Matt is exactly right when he says that their "main goal is to
have the local daily staffed like a state university, totally
unprofitable, covering issues of most concern to ...
anticonsolidation activists.:
The real agenda of the reformists (Slate's Jack Shafer's label for
the anti-media activists) can be gleaned from the writings of
Robert McChesney, the academic who mixes their Kool Aide. In his
book "Rich Media, Poor Democracy" McChesney holds that you cannot
have a democratic society so long as the media-no matter how many
firms-are privately owned, profit-seeking and supported by
American commercialism.
What the hard core reformistas really want, it seems, is not
diversity or an open debate but a media that promotes their own
vision of society and the world.
BC,
So it is just like the anti-tobacco, anti oil and anti-everything
else movement, they are really pissed off at others making money
for something other than college research papers?
Ah. Vernacular cosmopolitianism. As we become more worldly, we focus on more on local issues. Is that what the anti-consolidation activists are babbling about?
The single issue of "media congolmeration" is the bellwether of
liberalism's fucking stupidity.
That, and "hate crimes." And "paying your fair share." And
...
Never mind. Liberals are fucking stupid about almost
everything.
Zell sucks. But I'm still worried about media consolidation. If
TV network "X" is part of giant conglomerate "Y" which does tons of
business with the federal government, then "Y" has every reason to
influence "X".
And remember when Clear Channel took the Dixie Chicks of every
single radio station in their vast empire as punishment for a
single sarcastic dig at the president? That's not government
censorship, but it's the next best thing.
At best, it has a chilling effect. At worst, like in China, it's a
private-public conspiracy where big companies trade favorable
treatment for self-censorship. I don't know what to do about it,
but it sure doesn't seem healthy for the nation.
Most of the layoffs I've read about haven't been in Iraq.

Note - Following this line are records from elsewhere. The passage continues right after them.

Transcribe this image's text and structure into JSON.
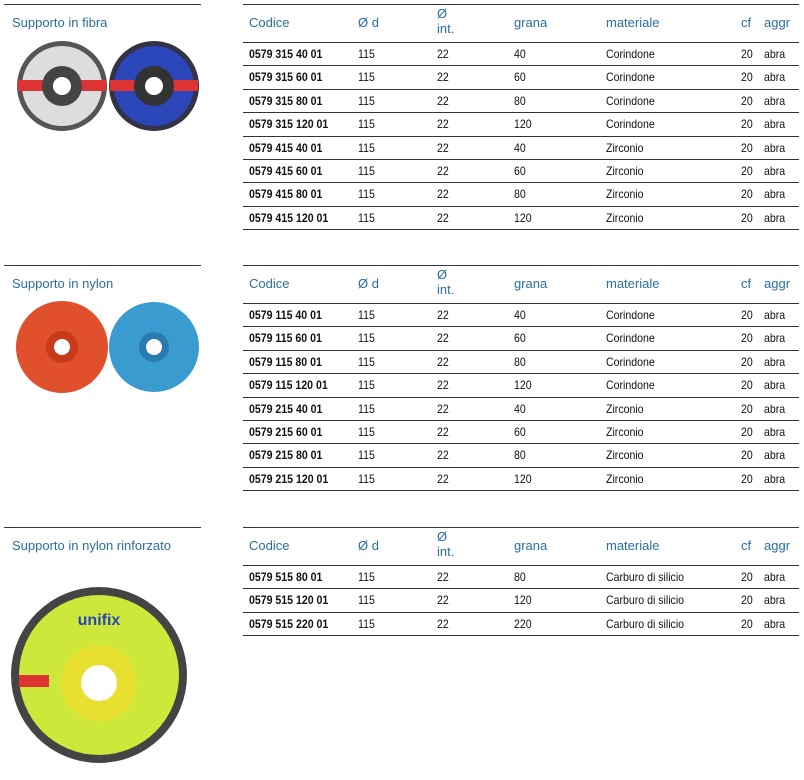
{
  "headers": {
    "codice": "Codice",
    "d": "Ø d",
    "int": "Ø\nint.",
    "grana": "grana",
    "materiale": "materiale",
    "cf": "cf",
    "aggr": "aggr"
  },
  "colors": {
    "accent": "#2a6fa0"
  },
  "sections": [
    {
      "title": "Supporto in fibra",
      "image": "two flap discs grey and blue (unifix)",
      "rows": [
        [
          "0579 315 40 01",
          "115",
          "22",
          "40",
          "Corindone",
          "20",
          "abra"
        ],
        [
          "0579 315 60 01",
          "115",
          "22",
          "60",
          "Corindone",
          "20",
          "abra"
        ],
        [
          "0579 315 80 01",
          "115",
          "22",
          "80",
          "Corindone",
          "20",
          "abra"
        ],
        [
          "0579 315 120 01",
          "115",
          "22",
          "120",
          "Corindone",
          "20",
          "abra"
        ],
        [
          "0579 415 40 01",
          "115",
          "22",
          "40",
          "Zirconio",
          "20",
          "abra"
        ],
        [
          "0579 415 60 01",
          "115",
          "22",
          "60",
          "Zirconio",
          "20",
          "abra"
        ],
        [
          "0579 415 80 01",
          "115",
          "22",
          "80",
          "Zirconio",
          "20",
          "abra"
        ],
        [
          "0579 415 120 01",
          "115",
          "22",
          "120",
          "Zirconio",
          "20",
          "abra"
        ]
      ]
    },
    {
      "title": "Supporto in nylon",
      "image": "two flap discs red and light blue (unifix)",
      "rows": [
        [
          "0579 115 40 01",
          "115",
          "22",
          "40",
          "Corindone",
          "20",
          "abra"
        ],
        [
          "0579 115 60 01",
          "115",
          "22",
          "60",
          "Corindone",
          "20",
          "abra"
        ],
        [
          "0579 115 80 01",
          "115",
          "22",
          "80",
          "Corindone",
          "20",
          "abra"
        ],
        [
          "0579 115 120 01",
          "115",
          "22",
          "120",
          "Corindone",
          "20",
          "abra"
        ],
        [
          "0579 215 40 01",
          "115",
          "22",
          "40",
          "Zirconio",
          "20",
          "abra"
        ],
        [
          "0579 215 60 01",
          "115",
          "22",
          "60",
          "Zirconio",
          "20",
          "abra"
        ],
        [
          "0579 215 80 01",
          "115",
          "22",
          "80",
          "Zirconio",
          "20",
          "abra"
        ],
        [
          "0579 215 120 01",
          "115",
          "22",
          "120",
          "Zirconio",
          "20",
          "abra"
        ]
      ]
    },
    {
      "title": "Supporto in nylon rinforzato",
      "image": "yellow-green flap disc (unifix)",
      "rows": [
        [
          "0579 515 80 01",
          "115",
          "22",
          "80",
          "Carburo di silicio",
          "20",
          "abra"
        ],
        [
          "0579 515 120 01",
          "115",
          "22",
          "120",
          "Carburo di silicio",
          "20",
          "abra"
        ],
        [
          "0579 515 220 01",
          "115",
          "22",
          "220",
          "Carburo di silicio",
          "20",
          "abra"
        ]
      ]
    }
  ]
}
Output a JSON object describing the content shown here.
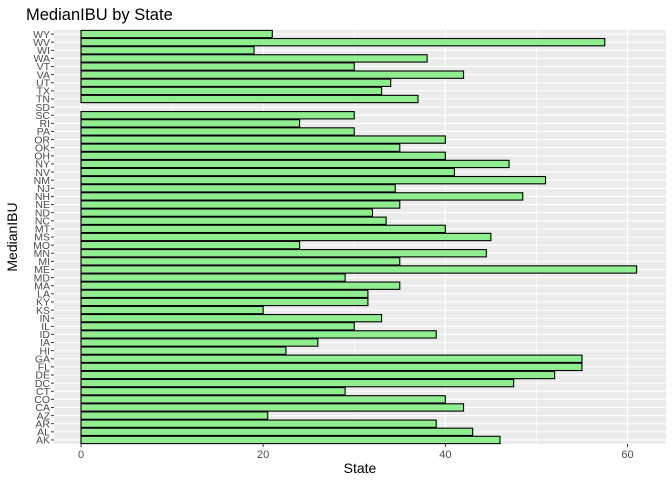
{
  "chart_data": {
    "type": "bar",
    "orientation": "horizontal",
    "title": "MedianIBU by State",
    "xlabel": "State",
    "ylabel": "MedianIBU",
    "xlim": [
      0,
      64
    ],
    "x_ticks": [
      0,
      20,
      40,
      60
    ],
    "grid": true,
    "legend": "none",
    "bar_fill": "#90ee90",
    "bar_outline": "#000000",
    "panel_background": "#ebebeb",
    "categories": [
      "AK",
      "AL",
      "AR",
      "AZ",
      "CA",
      "CO",
      "CT",
      "DC",
      "DE",
      "FL",
      "GA",
      "HI",
      "IA",
      "ID",
      "IL",
      "IN",
      "KS",
      "KY",
      "LA",
      "MA",
      "MD",
      "ME",
      "MI",
      "MN",
      "MO",
      "MS",
      "MT",
      "NC",
      "ND",
      "NE",
      "NH",
      "NJ",
      "NM",
      "NV",
      "NY",
      "OH",
      "OK",
      "OR",
      "PA",
      "RI",
      "SC",
      "SD",
      "TN",
      "TX",
      "UT",
      "VA",
      "VT",
      "WA",
      "WI",
      "WV",
      "WY"
    ],
    "values": [
      46,
      43,
      39,
      20.5,
      42,
      40,
      29,
      47.5,
      52,
      55,
      55,
      22.5,
      26,
      39,
      30,
      33,
      20,
      31.5,
      31.5,
      35,
      29,
      61,
      35,
      44.5,
      24,
      45,
      40,
      33.5,
      32,
      35,
      48.5,
      34.5,
      51,
      41,
      47,
      40,
      35,
      40,
      30,
      24,
      30,
      null,
      37,
      33,
      34,
      42,
      30,
      38,
      19,
      57.5,
      21
    ]
  }
}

They're local journalists.
Um, that's because the layoffs aren't being done by the Chicago
people. They're being done by the management of the papers
themselves - i.e., the same people who were running the papers into
the ground years before Sam Zell arrived. You can blame Zell's boys
for not keeping closer watch on how the layoffs are being done (and
believe me, the L.A. Times should, and will, cut another 150. In
fact, they should cut 250 more just to set an example); but the
decisions are being made in all departments just they way they've
always been made: A bunch of useless alter kockers lock themselves
in a conference room and figure out how they can make the head
count by eliminating support staff, entry-level kids, productive
staffers who are actually adding value to Tribune Company, and
anybody else under the age of 100.
And "taking on too much debt" is just another way of saying "paid
too much." If Zell is dumb, it's because he let Tribune mislead him
about how much their diseased properties were worth. The L.A. Times
is valued at about $700 million in today's market. That's half what
David Geffen allegedly offered for it a year or so ago. It hasn't
declined in value that much in only a year; its very modest worth
was disguised by its being part of the Tribune empire.
How is any of this Sam Zell's fault? You can blame him for not
realizing what a hornet's nest he was walking into; but since he
made the original error of buying the property at all, his actions
have been correct and necessary steps to try and save a bunch of
businesses that don't really want to be saved.
And I say that as one of the "victims" of his cost-cutting
genocide. It is infuriating to see how the people who destroyed the
Tribune properties are deflecting blame to the one guy who is
trying to save their sorry asses.
And "taking on too much debt" is just another way of saying
"paid too much."
It's a way of saying "bought something he couldn't afford." And the
force of his folly is compelling a bunch of sickly properties to
make themselves worse. The newspaper strategy for survival in
Zelltime can be boiled down to two words: "Flail harder!"